Fonte: The Guardian
À primeira vista, Glasgow do Outono passado cimeira do clima parecia muito com seus 25 antecessores. Tinha:
- Uma sala de conferências do tamanho de um porta-aviões repleta de exibições de partidos problemáticos (os sauditas, por exemplo, com um pavilhão gigante saudando os seus esforços na promoção de uma “agenda circular da economia do carbono”).
- Esquadrões de delegados corriam constantemente para sessões misteriosas (“Apresentando as conquistas do TBTTP e da Iniciativa de Áreas Protegidas do GoP”) enquanto as negociações reais aconteciam em algumas salas dos fundos.
- Manifestantes fervorosos com excelentes cartazes (“A Amazônia errada está queimando”).
Mas enquanto vagueava pelos corredores e pelas ruas lá fora, ocorreu-me repetidamente que muita coisa tinha mudado desde a última grande conferência climática em Paris em 2015 – e não apenas porque os níveis de carbono e a temperatura tinham subido cada vez mais.
A maior mudança ocorreu no clima político.
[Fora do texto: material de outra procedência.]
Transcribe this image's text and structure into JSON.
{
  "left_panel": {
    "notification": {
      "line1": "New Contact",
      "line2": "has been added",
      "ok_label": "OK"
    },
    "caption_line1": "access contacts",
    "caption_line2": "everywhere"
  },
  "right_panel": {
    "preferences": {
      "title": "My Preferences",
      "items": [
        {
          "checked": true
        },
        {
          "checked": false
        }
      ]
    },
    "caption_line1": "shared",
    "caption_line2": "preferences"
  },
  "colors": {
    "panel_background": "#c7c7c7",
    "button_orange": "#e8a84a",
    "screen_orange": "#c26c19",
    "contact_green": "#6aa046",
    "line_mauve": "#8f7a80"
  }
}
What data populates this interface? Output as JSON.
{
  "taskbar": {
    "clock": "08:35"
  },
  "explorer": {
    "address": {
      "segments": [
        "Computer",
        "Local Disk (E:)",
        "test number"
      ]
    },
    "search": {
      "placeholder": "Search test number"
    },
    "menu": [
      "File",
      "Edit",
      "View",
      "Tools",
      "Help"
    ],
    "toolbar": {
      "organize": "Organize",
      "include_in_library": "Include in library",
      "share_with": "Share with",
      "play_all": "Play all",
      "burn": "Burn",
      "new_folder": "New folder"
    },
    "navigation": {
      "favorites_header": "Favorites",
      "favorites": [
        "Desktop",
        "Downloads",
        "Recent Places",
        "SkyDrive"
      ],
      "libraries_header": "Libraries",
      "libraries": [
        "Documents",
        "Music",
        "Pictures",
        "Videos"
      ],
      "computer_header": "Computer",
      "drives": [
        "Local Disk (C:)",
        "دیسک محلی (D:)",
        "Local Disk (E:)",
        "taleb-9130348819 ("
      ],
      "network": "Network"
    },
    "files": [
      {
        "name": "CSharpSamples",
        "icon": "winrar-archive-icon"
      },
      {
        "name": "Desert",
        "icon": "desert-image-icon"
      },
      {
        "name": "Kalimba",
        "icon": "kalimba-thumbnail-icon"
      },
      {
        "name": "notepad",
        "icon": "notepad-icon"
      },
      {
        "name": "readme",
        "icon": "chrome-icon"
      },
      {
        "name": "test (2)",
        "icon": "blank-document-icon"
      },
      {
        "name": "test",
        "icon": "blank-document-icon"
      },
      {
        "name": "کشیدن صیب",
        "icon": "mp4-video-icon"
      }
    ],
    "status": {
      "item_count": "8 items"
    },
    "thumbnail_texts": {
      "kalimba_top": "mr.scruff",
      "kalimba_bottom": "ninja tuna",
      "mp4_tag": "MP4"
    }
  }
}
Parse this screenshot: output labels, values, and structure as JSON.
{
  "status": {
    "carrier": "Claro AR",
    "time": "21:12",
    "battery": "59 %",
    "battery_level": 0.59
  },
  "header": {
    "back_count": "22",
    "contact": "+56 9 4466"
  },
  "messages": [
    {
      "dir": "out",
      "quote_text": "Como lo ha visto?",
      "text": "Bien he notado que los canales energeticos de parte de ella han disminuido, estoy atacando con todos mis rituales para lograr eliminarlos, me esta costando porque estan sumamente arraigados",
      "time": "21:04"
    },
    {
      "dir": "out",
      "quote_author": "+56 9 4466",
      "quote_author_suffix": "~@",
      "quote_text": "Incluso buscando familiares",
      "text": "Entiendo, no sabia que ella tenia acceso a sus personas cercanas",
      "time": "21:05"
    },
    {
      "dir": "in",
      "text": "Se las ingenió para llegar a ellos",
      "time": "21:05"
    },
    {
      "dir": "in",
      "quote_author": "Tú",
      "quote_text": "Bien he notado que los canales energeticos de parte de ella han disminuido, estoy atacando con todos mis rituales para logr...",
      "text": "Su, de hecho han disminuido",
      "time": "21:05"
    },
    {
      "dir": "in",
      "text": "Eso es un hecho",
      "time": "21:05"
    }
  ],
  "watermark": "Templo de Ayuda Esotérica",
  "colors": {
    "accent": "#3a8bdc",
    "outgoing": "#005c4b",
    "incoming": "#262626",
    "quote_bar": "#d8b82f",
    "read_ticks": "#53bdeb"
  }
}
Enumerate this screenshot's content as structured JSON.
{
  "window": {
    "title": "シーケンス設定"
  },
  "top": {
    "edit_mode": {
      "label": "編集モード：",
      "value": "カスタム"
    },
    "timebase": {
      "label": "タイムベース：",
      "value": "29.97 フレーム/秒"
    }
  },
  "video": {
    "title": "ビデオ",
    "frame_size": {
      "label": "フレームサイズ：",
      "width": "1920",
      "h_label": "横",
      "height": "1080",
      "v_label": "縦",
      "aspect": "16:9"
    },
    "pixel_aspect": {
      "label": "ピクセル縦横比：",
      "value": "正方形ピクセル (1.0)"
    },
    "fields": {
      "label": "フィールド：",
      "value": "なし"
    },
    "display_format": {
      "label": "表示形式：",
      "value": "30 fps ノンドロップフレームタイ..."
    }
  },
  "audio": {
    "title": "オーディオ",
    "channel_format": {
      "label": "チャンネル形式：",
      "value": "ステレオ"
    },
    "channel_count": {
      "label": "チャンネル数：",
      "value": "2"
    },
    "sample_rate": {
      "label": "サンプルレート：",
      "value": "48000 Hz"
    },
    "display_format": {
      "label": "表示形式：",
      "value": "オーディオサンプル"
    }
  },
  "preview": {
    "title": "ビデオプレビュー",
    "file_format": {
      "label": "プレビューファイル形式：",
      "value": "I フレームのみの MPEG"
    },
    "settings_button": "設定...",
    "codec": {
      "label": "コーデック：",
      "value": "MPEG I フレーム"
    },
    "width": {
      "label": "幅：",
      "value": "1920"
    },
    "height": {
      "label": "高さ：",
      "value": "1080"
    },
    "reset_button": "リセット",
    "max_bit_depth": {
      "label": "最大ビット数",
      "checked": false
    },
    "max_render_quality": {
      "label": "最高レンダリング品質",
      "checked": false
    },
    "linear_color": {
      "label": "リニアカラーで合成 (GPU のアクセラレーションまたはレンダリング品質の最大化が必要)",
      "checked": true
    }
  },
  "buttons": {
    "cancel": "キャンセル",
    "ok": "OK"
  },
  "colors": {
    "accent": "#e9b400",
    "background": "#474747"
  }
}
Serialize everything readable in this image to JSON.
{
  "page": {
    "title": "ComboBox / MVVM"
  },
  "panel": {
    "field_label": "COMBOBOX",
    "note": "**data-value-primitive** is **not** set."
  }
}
Ao longo desses poucos anos, o mundo parecia ter-se afastado drasticamente da democracia e aproximado-se da autocracia – e no processo limitou dramaticamente a nossa capacidade de combater a crise climática. Oligarcas de vários tipos tomaram o poder e usaram-no para defender o status quo; havia uma qualidade Potemkin em toda a reunião, como se todos estivessem recitando um roteiro que não refletia mais a política real do planeta.
Agora que vimos a Rússia lançar uma invasão movida a petróleo Ucrânia, é um pouco mais fácil ver esta tendência em alto relevo – mas Putin está longe de ser o único caso. Considere os exemplos.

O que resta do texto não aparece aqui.